Our original influences are the darker ‘folk metal’ bands such as Moonsorrow and Thyrfing, and we take influence from them still, but we are inspired by a great number of groups and genres from black metal to classical music. It’s difficult to say exactly where our influence is focused at this point.
How long were these songs in ‘writing mode’? How much did the change when entering the studio with producer Cory Scheider?
The four parts in WFLU were being written for about a year or so. I think over a year? I remember when we had just begun writing Shackles Through Sand and that was around February 2011. So yeah, about a year. When we finally got into the studio in May 2012, a few riffs were altered a bit, some runs, and there was a lot of on the spot writing to fill in some space that we didn’t realize was there until we began recording. In the end, though, what was recorded was very close to what we had written in the previous year.
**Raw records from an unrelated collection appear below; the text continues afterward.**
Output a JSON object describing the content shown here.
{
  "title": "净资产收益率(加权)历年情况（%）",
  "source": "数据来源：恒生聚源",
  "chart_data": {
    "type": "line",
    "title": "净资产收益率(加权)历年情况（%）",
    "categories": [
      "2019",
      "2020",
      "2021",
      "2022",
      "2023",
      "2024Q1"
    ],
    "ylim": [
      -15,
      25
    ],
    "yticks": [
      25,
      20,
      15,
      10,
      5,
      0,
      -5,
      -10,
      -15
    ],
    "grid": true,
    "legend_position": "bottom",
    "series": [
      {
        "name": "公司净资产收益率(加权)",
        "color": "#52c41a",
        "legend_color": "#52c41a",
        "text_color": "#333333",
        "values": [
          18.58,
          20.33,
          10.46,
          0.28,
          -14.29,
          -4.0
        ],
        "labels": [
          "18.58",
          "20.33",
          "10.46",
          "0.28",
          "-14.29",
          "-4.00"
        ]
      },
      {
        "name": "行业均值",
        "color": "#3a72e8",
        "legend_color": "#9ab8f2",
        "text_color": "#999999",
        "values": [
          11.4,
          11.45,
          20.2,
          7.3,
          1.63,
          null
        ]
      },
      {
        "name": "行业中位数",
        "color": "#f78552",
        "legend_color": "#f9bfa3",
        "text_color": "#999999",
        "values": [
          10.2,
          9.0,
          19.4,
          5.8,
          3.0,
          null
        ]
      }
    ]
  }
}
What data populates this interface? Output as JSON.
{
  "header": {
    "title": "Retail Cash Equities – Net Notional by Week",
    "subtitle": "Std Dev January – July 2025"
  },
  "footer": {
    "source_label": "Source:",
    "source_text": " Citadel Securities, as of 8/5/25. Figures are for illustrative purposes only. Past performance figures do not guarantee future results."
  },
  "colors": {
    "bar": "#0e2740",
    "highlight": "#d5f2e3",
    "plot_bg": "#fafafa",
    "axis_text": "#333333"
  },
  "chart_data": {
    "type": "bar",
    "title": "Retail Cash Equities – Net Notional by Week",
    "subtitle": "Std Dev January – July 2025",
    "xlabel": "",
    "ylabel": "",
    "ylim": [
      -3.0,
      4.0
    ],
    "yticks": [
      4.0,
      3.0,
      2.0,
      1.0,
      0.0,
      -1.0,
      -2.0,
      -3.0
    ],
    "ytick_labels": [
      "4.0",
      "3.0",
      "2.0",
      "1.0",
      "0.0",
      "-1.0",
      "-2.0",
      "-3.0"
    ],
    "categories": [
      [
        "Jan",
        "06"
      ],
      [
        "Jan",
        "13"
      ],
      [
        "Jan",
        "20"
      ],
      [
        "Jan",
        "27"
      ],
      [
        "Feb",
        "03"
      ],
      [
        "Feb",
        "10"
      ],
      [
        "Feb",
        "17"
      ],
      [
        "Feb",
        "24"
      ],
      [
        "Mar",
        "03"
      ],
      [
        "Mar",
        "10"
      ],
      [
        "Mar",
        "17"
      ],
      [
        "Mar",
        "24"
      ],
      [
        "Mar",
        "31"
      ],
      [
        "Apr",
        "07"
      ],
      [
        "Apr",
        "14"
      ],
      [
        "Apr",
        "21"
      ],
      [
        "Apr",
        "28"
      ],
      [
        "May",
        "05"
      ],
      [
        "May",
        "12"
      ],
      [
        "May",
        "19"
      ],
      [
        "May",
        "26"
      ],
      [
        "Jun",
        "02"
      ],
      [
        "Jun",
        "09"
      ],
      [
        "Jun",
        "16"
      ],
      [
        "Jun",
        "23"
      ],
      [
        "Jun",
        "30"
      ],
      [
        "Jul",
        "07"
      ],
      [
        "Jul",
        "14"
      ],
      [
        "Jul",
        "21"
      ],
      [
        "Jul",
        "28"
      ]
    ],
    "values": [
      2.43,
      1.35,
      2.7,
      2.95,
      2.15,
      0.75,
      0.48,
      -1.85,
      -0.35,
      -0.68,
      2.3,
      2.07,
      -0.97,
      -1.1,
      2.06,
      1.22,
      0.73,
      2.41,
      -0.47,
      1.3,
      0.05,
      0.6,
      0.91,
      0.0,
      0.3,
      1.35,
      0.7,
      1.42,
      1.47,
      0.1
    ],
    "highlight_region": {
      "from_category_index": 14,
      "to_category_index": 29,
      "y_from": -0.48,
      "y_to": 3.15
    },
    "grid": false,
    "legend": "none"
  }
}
What was the recording process like? Did you obsess over details or was it more of a ‘live’ album?
We always obsess over details. It takes us quite a long time to finalize most parts of songs because we go into a very long reiterative phase. Everything has to be spot on, but at the same time, perhaps paradoxically, we also want that feeling of authenticity that “live” sort of albums create.
Tell me a bit about the cover art and how it fits into your vision of the album!
The album artwork is special to us. We hired Marta Sokolowska (http://weremoon.deviantart.com/) to do the artwork, but we didn’t tell her what to create. Instead, we gave her the lyrics and asked her to come up with artwork based off that.
What does the near future hold for Warseid?
Hopefully great things! haha. Currently, we’re booking a small winter tour around the Midwest with some good friends of ours, and writing new material. That’s the our state currently: Warseid is cyclical. During the fall and spring months, we’re all busy attending colleges, but during the winter and summer months, we try and play live as much as we can. We also have some big plans for next summer, and a full length is somewhere on the horizon. A lot is on its way down the pike.
The last words are yours!
We appreciate you taking the time to interview us!